España estaba de moda en las publicaciones foráneas. El Rey y Suárez eran invitados a visitar medio mundo. En Iberoamérica arrasaban. Soy testigo. El político tenía, en la distancia corta, carisma, y el monarca impresionaba: buena planta, políglota y accesible a pesar de su rango.

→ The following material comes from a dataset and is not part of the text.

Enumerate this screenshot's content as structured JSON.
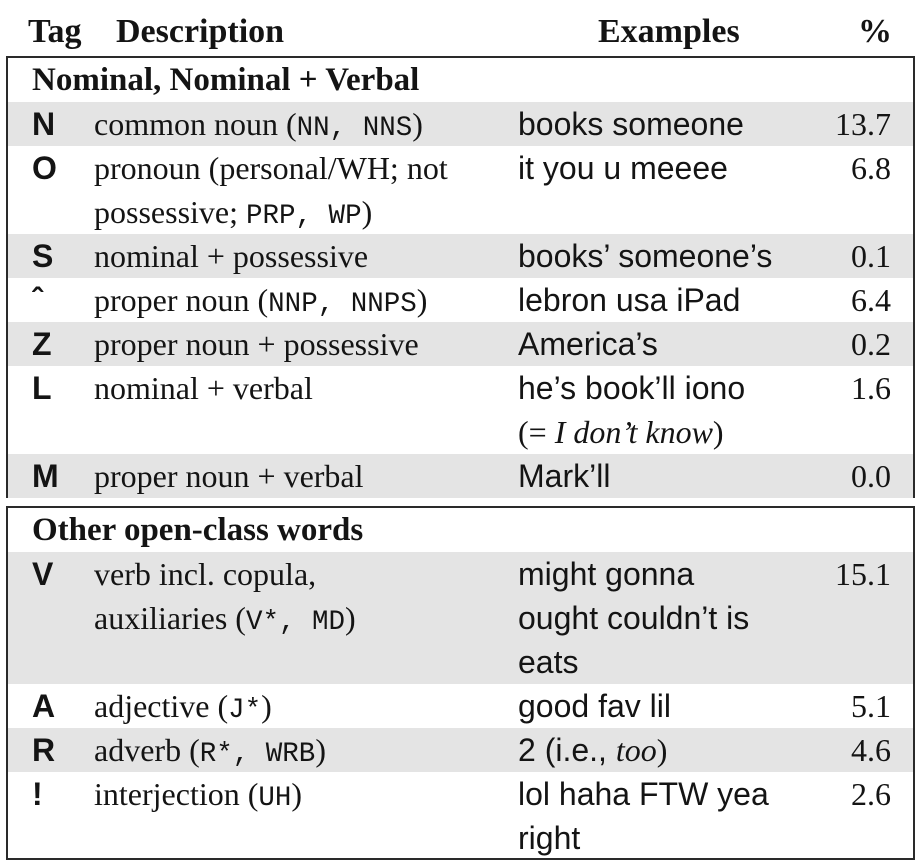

La salida de Suárez, visto al final con suspicacia por ciertos medios de Estados Unidos al recibir a Arafat y el desplome posterior de la UCD de Calvo Sotelo, trajeron algún pequeño sobresalto en el exterior –tomaba las riendas González, un inexperto socialista–, inquietud que sería pronto superada. España acababa de celebrar un Mundial de futbol del que salió con buena nota organizativa (y muy mediocre deportiva) y el político sevillano probó que ni iba a nacionalizar todas las casas de veraneo, ni a «comerse» a los curas. Alarmó con el referéndum sobre la permanencia en la OTAN, pero al luchar con denuedo en él y ganarlo, subió su papel y el de España incluso ante una Unión Soviética resignada. Uno de los premios fue la celebración aquí de la Conferencia sobre Oriente Medio, deseada por muchos, y que nos puso en el mapa mundial. España con la Olimpiada de Barcelona, en la que el Estado se volcó aunque ahora algún separatista lo oculte, y con la Expo de Sevilla se lució. Mostramos que podíamos hacer las cosas bien, que los trenes salían puntuales –el Ave deslumbró a muchos turistas–, que España funcionaba y que no sólo se comía muy bien, sino que, aunque inventáramos la siesta, la practicábamos poco, a pesar de los comentarios manidos de cierta prensa británica. Con Aznar y Zapatero los «media» extranjeros empezaron a desentenderse de nosotros. Con el del PP, los gobiernos y la Prensa extranjera, comprobaron que cuando España prometía (en la entrada en el euro, en la ayuda a países como Argentina...), cumplía. La guerra de Irak trajo una luna de miel con los círculos de poder y mediáticos de Estados Unidos y frialdad en Francia. Lo contrario que con Zapatero, frialdad en EEUU por su infantil desliz de la bandera y sus manifestaciones sobre la guerra de Irak que irritaron a Bush y los poderes fácticos de aquel país y cercanía a Chirac. La aquí cacareada Alianza de civilizaciones no nos dio ningún brillo porque todos los países importantes la ignoraron. (¿Qué es eso de la alianza?», preguntó el rey de Marruecos a un periodista español). España, con todo, ya sin el menor protagonismo mediático obtenía muy buena nota en los crecientes millones de turistas con el benéfico boca a boca que hacían de regreso a sus tierras.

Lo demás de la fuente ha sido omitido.